Re: [PATCH v3 3/4] drm/bridge: Add devm_drm_bridge_add()
From: Doug Anderson
Date: Fri Jun 03 2022 - 10:56:43 EST
Hi,
On Fri, Jun 3, 2022 at 7:14 AM Maxime Ripard <maxime@xxxxxxxxxx> wrote:
>
> On Fri, Jun 03, 2022 at 01:19:16PM +0300, Dmitry Baryshkov wrote:
> > On Fri, 3 Jun 2022 at 11:21, Maxime Ripard <maxime@xxxxxxxxxx> wrote:
> > >
> > > On Tue, May 31, 2022 at 02:06:34PM -0700, Doug Anderson wrote:
> > > > On Mon, May 23, 2022 at 10:00 AM Doug Anderson <dianders@xxxxxxxxxxxx> wrote:
> > > > > On Sat, May 21, 2022 at 2:17 AM Maxime Ripard <maxime@xxxxxxxxxx> wrote:
> > > > > > On Tue, May 10, 2022 at 12:29:43PM -0700, Douglas Anderson wrote:
> > > > > > > This adds a devm managed version of drm_bridge_add(). Like other
> > > > > > > "devm" function listed in drm_bridge.h, this function takes an
> > > > > > > explicit "dev" to use for the lifetime management. A few notes:
> > > > > > > * In general we have a "struct device" for bridges that makes a good
> > > > > > > candidate for where the lifetime matches exactly what we want.
> > > > > > > * The "bridge->dev->dev" device appears to be the encoder
> > > > > > > device. That's not the right device to use for lifetime management.
> > > > > > >
> > > > > > > Suggested-by: Dmitry Baryshkov <dmitry.baryshkov@xxxxxxxxxx>
> > > > > > > Signed-off-by: Douglas Anderson <dianders@xxxxxxxxxxxx>
> > > > > >
> > > > > > If we are to introduce more managed helpers, I think it'd be wiser to
> > > > > > introduce them as DRM-managed, and not device managed.
> > > > > >
> > > > > > Otherwise, you'll end up in a weird state when a device has been removed
> > > > > > but the DRM device is still around.
> > > > >
> > > > > I'm kinda confused. In this case there is no DRM device for the bridge
> > > > > and, as per my CL description, "bridge-dev->dev" appears to be the
> > > > > encoder device.
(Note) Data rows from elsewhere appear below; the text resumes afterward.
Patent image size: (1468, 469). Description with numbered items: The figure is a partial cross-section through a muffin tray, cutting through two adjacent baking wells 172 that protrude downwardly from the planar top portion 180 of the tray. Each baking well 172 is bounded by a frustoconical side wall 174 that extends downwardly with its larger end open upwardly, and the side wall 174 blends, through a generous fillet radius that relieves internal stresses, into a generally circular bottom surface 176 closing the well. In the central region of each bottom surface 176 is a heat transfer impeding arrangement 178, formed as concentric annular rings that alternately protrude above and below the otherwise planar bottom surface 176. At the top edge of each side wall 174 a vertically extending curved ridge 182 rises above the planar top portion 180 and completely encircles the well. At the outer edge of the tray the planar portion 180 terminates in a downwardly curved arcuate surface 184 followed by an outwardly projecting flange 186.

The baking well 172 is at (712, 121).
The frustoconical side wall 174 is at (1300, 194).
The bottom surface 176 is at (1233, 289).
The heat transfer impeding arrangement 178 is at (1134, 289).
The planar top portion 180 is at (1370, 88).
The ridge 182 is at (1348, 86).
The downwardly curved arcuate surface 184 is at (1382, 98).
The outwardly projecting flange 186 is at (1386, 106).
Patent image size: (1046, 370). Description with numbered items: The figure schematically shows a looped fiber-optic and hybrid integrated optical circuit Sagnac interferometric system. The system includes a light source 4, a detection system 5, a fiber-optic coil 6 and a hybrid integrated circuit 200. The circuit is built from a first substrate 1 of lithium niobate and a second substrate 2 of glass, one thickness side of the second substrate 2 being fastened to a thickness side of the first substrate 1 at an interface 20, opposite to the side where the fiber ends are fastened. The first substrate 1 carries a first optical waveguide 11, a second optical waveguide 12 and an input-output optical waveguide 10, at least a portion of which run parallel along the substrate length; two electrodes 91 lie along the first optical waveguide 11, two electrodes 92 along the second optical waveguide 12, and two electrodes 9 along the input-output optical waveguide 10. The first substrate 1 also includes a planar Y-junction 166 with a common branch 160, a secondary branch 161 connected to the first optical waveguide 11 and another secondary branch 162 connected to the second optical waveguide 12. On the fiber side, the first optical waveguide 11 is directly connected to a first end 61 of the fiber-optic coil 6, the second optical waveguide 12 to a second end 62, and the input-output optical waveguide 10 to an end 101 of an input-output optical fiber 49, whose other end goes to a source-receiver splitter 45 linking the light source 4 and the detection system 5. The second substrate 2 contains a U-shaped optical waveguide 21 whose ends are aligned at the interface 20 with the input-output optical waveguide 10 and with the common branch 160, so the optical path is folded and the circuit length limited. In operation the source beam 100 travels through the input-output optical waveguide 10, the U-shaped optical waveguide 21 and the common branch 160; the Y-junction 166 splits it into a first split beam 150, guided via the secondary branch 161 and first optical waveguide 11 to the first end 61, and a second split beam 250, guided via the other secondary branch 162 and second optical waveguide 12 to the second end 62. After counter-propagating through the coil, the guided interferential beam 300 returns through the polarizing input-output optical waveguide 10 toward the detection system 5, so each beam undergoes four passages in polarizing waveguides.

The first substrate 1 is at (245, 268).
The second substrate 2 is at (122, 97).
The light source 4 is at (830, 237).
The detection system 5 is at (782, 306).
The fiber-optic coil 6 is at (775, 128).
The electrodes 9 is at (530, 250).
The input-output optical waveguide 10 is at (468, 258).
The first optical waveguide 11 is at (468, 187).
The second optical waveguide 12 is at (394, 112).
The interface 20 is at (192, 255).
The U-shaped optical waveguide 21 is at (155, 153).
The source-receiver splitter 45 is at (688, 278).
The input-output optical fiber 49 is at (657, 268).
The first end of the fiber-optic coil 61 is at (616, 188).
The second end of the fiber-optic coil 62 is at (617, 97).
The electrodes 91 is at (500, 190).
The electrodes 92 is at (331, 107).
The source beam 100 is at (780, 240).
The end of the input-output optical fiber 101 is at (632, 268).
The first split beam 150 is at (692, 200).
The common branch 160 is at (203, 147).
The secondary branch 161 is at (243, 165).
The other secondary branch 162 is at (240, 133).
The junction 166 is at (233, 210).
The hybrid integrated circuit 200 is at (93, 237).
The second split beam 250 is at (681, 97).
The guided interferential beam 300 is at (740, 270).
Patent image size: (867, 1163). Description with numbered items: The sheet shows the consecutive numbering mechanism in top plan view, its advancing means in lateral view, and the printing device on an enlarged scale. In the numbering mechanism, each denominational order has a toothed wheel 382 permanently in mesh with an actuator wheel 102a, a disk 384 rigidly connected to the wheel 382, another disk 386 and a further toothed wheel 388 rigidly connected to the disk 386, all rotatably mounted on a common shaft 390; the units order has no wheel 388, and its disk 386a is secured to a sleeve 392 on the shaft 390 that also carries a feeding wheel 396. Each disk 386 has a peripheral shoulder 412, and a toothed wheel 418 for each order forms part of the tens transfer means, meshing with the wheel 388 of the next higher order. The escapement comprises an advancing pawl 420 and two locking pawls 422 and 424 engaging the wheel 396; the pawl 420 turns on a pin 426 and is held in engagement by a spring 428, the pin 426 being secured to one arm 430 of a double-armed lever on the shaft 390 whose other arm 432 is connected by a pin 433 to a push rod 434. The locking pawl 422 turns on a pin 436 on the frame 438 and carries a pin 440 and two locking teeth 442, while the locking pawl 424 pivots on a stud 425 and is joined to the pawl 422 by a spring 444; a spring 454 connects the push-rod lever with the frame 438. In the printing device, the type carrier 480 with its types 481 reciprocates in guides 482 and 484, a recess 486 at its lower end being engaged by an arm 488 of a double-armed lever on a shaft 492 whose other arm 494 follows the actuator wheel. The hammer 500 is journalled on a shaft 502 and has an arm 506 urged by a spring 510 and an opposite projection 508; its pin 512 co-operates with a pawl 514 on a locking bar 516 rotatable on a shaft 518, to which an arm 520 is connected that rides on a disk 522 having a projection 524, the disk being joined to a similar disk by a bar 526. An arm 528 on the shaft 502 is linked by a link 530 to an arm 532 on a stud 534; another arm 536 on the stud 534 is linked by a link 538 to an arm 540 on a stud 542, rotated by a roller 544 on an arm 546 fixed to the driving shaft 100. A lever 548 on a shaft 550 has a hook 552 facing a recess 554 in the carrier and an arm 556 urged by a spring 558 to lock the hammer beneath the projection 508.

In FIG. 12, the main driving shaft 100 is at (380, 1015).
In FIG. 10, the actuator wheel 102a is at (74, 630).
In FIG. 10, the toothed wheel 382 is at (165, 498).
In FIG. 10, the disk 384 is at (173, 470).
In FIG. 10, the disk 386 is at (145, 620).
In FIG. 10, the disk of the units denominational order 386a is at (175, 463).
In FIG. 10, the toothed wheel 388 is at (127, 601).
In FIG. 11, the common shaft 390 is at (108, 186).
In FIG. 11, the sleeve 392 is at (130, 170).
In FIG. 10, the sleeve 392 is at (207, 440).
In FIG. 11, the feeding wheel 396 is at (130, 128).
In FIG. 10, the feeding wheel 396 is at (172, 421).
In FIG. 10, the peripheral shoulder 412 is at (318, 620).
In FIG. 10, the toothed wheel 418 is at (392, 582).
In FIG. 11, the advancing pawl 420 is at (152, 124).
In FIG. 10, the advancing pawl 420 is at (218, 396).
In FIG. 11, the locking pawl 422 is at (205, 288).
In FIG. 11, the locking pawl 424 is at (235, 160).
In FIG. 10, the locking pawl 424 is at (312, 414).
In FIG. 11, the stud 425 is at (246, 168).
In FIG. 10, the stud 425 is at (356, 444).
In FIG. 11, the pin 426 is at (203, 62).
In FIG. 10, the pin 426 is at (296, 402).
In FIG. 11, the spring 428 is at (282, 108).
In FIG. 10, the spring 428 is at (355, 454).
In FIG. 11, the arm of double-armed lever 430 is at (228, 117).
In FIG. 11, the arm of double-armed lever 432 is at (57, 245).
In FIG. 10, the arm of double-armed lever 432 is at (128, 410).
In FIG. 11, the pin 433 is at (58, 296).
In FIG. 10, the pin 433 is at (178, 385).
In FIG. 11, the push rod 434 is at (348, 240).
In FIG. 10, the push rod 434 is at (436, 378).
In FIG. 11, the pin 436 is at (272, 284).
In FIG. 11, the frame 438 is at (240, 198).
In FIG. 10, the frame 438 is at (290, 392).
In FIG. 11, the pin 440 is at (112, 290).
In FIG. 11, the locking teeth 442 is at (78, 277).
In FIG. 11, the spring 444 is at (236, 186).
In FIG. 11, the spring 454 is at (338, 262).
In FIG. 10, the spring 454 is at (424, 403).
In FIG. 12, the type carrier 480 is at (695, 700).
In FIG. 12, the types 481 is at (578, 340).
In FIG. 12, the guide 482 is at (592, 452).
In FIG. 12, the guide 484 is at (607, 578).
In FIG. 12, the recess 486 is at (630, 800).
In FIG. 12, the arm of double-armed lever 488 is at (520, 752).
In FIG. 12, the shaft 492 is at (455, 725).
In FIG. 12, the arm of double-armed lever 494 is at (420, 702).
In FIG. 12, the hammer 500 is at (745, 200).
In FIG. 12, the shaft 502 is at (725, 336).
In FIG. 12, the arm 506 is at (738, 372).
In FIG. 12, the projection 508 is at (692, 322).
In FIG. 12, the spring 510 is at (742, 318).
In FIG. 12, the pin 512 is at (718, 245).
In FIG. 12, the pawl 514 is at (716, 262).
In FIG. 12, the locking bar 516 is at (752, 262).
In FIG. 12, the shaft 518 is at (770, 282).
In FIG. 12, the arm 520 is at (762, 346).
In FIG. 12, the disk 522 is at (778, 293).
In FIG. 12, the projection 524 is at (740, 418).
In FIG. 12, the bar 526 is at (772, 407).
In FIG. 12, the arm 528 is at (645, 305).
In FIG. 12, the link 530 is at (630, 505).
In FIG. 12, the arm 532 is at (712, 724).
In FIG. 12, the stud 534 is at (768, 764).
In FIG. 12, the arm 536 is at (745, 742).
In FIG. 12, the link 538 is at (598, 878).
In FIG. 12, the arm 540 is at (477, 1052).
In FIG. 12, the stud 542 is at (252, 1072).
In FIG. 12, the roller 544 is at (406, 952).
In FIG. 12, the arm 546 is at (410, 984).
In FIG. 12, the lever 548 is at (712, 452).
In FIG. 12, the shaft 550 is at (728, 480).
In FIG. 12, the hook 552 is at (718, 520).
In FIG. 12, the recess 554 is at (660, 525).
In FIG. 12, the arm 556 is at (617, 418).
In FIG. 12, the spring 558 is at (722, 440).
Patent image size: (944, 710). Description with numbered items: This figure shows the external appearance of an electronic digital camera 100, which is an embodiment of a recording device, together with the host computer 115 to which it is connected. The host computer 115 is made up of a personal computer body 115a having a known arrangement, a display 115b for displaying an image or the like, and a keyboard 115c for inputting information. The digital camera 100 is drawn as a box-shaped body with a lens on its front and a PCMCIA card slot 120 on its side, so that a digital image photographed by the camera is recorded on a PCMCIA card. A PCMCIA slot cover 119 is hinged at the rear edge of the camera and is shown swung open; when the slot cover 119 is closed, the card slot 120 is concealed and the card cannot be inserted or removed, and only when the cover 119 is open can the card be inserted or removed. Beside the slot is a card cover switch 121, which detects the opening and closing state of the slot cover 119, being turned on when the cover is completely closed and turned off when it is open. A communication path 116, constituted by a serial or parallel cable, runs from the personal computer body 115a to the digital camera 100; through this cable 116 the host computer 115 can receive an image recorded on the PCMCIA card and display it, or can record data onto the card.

I wasn't personally involved in discussions about it,
> > > > > but I was under the impression that this was expected / normal. Thus
> > > > > we can't make this DRM-managed.
> > > >
> > > > Since I didn't hear a reply,
> > >
> > > Gah, I replied but it looks like somehow it never reached the ML...
> > >
> > > Here was my original reply:
> > >
> > > > > > This adds a devm managed version of drm_bridge_add(). Like other
> > > > > > "devm" function listed in drm_bridge.h, this function takes an
> > > > > > explicit "dev" to use for the lifetime management. A few notes:
> > > > > > * In general we have a "struct device" for bridges that makes a good
> > > > > > candidate for where the lifetime matches exactly what we want.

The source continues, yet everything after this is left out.